Ontology Driven Approach for automatic Establishment of Service Level Agreements
We applied our ODACE SLA approach on a case study of a client who is not an expert in IT field. This client wants to download comedy films with a download time less than ten minutes and a maximum price of three euros per film (as described in the clientOnto instance). On the other side, the provider proposes a comedy film gold offer among several other offers. This offer is defined in the ProviderOnto instance by (1) a comedy film type constraint in which the property 'film type' is equal to 'comedy', (2) a comedy film gold price which is equal to two euros per film and (3) a gold throughput constraint (throughput equals to 8 Mbits per second).
We notice that this provider can satisfy the film type constraint and the client price constraint. Concerning the download time constraint, our approach uses the QoS ontology (QosOnto) to estimate the client download time which is equal to the division of the transferred size value by the transfer bandwidth value. This provider has films of 300 MB. Therefore, he can satisfy all the client constraints which are: DownloadTimeConstraint, PriceConstraint, and FilmTypeConstraint (in clientOnto). Consequently, our tool generates a complete SLA automatically. The property of each client constraint is transformed to an SLAParameter in the generated SLA. Each parameter is attached to a set of metrics in two possible ways: directly from the provider (the case of PriceParameter for example) or indirectly using the QoS ontology (the case of DownloadTimeParameter).
To give an idea about the generated results of our ODACE SLA approach, we present some samples of correspondences before and after the stabilization step. We notice that the stabilization process produces very good global results. However, we noticed that there are some values that should decrease after the stabilization but they increased (like the [filmType, SearchFilmService] correspondence). This is mainly due to the high certainties of the adjacent correspondences. It is important to mention that this increased difference is minimal and does not affect the constraint evaluation step which is the most important part of our matching process. In these values, the evidence correspondences having a '1' certainty are kept as they are. Consequently, they are not included in the stabilization process. They can influence their adjacent correspondences but they can't be influenced (like the evidence correspondence [FilmType, FilmType]).
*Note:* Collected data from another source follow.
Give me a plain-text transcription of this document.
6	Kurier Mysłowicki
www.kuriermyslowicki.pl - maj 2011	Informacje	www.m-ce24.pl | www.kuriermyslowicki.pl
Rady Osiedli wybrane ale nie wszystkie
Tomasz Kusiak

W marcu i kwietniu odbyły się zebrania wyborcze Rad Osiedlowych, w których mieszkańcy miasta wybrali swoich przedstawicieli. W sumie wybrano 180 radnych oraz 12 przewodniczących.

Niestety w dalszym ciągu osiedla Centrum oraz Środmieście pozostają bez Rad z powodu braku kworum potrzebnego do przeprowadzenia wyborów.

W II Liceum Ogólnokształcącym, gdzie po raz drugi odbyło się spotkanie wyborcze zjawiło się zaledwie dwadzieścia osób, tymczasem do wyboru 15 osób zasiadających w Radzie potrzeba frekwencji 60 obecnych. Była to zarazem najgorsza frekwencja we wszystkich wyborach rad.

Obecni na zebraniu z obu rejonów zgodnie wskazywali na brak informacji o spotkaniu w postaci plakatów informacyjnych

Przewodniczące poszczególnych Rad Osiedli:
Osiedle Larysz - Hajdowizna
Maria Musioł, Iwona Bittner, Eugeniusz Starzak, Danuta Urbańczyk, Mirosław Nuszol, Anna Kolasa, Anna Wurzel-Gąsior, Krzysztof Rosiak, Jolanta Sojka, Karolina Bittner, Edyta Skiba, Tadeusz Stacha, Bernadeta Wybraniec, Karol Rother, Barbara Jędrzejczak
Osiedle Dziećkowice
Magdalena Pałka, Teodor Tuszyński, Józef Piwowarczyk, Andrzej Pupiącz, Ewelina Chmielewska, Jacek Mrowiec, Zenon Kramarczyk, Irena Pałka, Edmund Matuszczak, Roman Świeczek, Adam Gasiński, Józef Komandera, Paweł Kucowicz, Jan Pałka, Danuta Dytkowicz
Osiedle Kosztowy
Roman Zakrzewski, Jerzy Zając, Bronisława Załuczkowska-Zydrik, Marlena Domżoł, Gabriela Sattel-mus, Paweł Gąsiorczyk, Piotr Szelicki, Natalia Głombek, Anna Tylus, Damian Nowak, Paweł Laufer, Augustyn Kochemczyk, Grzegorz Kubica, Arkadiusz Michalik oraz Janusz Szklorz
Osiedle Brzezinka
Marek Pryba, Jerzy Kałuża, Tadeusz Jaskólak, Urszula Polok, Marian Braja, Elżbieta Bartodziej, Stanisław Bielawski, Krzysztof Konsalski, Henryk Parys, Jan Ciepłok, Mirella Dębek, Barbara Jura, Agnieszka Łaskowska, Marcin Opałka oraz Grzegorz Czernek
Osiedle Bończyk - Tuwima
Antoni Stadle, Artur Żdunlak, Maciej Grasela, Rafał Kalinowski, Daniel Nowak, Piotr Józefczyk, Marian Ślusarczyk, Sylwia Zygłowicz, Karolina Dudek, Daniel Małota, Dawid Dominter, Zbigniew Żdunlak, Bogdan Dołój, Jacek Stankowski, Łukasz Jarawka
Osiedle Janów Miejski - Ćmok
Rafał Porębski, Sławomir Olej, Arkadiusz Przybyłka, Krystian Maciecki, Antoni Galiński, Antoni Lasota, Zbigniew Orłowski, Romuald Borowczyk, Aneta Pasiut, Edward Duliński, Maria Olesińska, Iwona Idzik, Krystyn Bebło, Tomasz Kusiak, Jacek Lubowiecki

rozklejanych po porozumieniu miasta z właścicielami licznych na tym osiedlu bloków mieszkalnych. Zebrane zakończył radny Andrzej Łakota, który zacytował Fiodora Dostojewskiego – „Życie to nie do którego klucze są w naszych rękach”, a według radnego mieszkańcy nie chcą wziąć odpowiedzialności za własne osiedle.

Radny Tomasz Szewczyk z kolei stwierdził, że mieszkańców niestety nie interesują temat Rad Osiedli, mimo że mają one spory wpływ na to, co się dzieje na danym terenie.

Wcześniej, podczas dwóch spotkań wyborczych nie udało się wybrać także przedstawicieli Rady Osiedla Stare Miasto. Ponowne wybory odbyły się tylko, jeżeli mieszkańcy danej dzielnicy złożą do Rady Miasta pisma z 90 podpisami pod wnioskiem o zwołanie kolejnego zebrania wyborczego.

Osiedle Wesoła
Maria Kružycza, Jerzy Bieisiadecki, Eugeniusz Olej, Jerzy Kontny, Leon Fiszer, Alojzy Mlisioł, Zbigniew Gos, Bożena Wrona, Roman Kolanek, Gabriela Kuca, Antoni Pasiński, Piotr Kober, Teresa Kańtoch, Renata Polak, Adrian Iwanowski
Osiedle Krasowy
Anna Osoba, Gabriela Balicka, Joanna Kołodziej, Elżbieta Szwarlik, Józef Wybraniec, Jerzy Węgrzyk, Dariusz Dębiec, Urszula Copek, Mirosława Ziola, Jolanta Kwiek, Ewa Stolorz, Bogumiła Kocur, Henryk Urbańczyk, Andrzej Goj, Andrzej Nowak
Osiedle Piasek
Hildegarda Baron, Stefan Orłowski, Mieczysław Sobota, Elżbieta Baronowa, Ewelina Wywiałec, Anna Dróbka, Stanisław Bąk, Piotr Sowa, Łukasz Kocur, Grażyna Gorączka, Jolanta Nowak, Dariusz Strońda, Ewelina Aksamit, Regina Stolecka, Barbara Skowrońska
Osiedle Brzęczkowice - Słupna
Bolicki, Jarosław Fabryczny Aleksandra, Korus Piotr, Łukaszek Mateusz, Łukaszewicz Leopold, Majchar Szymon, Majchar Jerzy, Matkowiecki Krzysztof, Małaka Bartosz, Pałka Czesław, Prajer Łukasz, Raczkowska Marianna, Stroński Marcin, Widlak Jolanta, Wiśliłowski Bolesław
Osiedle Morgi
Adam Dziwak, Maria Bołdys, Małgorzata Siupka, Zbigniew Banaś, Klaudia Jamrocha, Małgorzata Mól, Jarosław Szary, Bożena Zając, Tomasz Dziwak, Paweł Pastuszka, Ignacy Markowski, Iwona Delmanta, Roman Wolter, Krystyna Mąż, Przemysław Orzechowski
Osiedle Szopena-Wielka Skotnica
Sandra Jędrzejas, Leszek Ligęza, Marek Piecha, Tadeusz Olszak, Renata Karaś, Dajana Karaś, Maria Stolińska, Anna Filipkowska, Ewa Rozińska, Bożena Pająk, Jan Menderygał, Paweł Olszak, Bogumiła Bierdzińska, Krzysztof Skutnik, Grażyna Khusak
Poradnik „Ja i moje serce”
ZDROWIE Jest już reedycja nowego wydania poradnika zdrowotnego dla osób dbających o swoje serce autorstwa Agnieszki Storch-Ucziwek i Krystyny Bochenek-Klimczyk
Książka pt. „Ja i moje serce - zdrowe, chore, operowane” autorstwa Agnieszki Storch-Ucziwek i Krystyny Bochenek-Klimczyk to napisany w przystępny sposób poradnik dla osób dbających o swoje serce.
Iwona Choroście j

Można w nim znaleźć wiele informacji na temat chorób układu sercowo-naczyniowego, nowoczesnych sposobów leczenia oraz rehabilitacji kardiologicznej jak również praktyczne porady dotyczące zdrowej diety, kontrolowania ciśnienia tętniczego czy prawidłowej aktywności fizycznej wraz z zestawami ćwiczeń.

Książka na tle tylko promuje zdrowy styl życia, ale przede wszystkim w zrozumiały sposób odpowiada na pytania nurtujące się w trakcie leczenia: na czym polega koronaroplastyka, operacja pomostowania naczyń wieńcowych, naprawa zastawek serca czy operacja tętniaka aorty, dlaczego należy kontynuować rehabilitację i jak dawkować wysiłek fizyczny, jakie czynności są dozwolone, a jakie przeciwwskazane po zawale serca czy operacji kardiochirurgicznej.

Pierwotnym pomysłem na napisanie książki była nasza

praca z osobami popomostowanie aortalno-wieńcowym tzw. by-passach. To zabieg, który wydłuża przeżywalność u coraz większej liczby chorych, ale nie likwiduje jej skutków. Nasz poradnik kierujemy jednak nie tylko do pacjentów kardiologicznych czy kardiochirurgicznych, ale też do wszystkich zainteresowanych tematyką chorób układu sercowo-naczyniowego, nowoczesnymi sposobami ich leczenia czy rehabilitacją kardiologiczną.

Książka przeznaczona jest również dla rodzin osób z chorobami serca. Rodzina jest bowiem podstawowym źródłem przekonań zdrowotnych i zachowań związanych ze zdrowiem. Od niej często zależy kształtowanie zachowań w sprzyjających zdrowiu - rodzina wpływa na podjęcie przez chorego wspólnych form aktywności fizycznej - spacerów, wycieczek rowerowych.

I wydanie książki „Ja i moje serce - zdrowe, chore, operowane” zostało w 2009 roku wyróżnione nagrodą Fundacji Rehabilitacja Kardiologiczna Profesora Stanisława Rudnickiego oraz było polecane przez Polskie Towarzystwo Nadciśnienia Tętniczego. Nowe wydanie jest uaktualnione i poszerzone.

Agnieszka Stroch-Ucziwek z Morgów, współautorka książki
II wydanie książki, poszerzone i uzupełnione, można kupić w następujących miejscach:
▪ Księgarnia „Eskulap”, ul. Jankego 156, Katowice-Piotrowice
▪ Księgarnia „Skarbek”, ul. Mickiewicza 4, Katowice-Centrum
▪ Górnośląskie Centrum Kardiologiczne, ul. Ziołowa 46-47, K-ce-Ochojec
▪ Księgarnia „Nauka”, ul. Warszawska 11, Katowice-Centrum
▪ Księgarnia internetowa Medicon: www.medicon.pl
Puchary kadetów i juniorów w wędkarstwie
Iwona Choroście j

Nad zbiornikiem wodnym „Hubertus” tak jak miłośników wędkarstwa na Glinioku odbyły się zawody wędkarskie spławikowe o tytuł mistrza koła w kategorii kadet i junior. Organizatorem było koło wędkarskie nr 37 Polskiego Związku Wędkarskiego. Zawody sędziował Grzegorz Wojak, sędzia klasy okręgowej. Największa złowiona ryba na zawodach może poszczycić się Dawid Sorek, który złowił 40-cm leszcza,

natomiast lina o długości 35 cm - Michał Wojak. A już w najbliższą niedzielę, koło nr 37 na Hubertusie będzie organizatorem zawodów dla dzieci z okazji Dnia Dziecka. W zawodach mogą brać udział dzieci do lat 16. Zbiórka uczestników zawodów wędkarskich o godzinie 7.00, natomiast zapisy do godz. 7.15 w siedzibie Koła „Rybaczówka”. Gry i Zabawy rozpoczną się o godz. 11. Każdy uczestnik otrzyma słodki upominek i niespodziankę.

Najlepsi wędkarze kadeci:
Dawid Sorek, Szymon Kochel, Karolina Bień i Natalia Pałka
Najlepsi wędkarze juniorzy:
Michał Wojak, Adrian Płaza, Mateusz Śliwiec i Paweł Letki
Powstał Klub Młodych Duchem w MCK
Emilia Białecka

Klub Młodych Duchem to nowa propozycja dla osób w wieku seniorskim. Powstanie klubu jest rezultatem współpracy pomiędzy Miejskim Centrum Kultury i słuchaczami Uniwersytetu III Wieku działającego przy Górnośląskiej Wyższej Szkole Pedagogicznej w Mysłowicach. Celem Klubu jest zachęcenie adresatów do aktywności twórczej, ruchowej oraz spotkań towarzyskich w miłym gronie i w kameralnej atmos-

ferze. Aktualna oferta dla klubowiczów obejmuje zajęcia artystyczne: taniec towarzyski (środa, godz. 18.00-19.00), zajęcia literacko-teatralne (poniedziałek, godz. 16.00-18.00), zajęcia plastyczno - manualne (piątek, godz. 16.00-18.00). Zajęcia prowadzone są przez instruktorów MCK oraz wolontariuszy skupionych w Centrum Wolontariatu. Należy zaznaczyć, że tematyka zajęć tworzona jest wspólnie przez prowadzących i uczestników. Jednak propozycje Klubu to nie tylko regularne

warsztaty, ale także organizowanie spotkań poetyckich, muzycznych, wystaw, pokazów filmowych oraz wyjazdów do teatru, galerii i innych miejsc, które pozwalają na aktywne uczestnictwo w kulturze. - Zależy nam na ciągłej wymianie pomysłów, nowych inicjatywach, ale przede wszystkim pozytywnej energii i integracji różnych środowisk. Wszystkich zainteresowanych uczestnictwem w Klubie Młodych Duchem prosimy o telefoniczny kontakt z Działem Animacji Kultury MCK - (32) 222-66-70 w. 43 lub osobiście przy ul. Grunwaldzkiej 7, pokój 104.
Overall, the precision of the resulting correspondences of our approach is very promising (93% in our case study). This precision is calculated using the following formula: Precision=|TP|/|TP+FP| where TP and FP are the count of true positive and false positive correspondences compared with the human evaluations. The complexity of our matching approach is about O(c*p) where 'c' and 'p' are respectively the terms count of the client intention ontology instance and the provider offers ontology instance. In our case study, the number of client terms is 23 (c=23) and the number of provider terms is 70 (p=70). To reduce this complexity, we have defined some stop terms (like 'the', 'of' etc) and excluded classes (like the 'ClientIdentity' and the 'ProviderIdentity' classes) in the two models. These terms and classes do not affect the matching result and reduce the terms count of the client intention and the provider offers.